Risperidone was the most commonly prescribed medication among those given antipsychotic medications off-label (41.4%), followed by olanzapine (25.2%) and quetiapine (23.1%). First-generation antipsychotics were also fairly common (20.9%), while relatively few patients were given aripiprazole (6.2%), ziprasidone (4.1%), or clozapine (0.3%) off-label. Table 2 shows rates of off-label use as a percentage of antipsychotic users by age, sex, and race/ethnicity. Among antipsychotic users, off-label use was most common in patients younger than 21 years (75.9%), followed by patients 65 years and older (64.8%). Off-label use among antipsychotic users was only slightly more common among males (58.7%) than females (56.4%). In addition, there were substantial differences by race/ethnicity, with off-label use among antipsychotic users being most common among Hispanics (65.7%) and least common among blacks (52.3%).
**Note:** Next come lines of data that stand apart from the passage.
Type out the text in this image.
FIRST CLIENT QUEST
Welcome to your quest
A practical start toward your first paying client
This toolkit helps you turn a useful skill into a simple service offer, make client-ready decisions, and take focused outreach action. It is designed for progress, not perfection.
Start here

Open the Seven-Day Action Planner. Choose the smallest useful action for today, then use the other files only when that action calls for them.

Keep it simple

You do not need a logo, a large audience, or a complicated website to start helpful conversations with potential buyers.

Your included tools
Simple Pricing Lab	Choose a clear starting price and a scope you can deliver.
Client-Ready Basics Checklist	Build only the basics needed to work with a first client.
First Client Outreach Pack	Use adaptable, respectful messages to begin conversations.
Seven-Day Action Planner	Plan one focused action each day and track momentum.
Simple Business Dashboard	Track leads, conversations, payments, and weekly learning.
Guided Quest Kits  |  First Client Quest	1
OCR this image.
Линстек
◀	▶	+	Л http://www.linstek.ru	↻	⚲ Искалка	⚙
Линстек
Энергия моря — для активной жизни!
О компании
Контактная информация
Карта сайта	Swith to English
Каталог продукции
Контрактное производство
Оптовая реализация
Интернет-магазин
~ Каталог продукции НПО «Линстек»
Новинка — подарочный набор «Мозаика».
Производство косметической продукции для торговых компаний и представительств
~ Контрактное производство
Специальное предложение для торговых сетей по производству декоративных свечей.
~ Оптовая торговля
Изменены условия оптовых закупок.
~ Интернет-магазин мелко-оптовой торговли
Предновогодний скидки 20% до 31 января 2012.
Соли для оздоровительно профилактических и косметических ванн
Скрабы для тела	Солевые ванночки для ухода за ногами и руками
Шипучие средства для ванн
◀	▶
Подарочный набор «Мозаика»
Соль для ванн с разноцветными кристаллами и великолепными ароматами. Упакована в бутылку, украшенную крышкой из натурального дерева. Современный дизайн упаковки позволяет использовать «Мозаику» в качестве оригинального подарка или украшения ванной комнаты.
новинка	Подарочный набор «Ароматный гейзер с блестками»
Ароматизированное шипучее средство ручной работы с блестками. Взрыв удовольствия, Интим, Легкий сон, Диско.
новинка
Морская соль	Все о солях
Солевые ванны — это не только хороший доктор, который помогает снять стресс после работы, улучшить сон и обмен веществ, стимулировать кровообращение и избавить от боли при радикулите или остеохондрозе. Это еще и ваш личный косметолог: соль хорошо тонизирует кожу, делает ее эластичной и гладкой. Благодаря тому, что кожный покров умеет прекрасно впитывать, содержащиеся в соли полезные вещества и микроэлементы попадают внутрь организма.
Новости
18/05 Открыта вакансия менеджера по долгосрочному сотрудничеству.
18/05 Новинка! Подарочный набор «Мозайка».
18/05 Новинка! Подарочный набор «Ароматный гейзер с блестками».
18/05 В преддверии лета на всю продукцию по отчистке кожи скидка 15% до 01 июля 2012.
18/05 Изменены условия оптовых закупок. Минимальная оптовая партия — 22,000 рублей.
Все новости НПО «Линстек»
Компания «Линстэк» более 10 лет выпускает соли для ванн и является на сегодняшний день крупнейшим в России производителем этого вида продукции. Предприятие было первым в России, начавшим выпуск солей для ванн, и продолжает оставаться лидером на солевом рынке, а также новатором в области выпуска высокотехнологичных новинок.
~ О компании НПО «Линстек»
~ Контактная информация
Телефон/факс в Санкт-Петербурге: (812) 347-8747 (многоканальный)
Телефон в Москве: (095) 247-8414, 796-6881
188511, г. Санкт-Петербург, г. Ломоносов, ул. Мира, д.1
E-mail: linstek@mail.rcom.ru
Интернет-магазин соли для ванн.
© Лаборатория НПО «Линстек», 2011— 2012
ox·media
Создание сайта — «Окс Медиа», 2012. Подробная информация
Off-Label Use Among Diagnostic Groups

Table 3 shows the use of antipsychotic medications and average daily doses among patients with specific mental illness diagnoses, exclusive of comorbid schizophrenia or bipolar disorder. In contrast to Tables 1 and 2, in which the sample consists only of patients receiving antipsychotics off-label (N = 372,038), Table 3 includes all patients who did not have schizophrenia or bipolar disorder (N = 5,888,286). Rates of antipsychotic use were highest among patients diagnosed with other psychosis (62.7%), followed by autism spectrum disorder (39.2%), organic brain syndrome/Alzheimer disease (36.5%), PTSD (35.0%), and major depression (34.0%). Relatively few patients diagnosed with no mental disorder (0.8%), adjustment reaction (13.1%), other mental disorder (14.5%), or alcohol or drug abuse (16.9% and 18.5%, respectively) received an antipsychotic medication.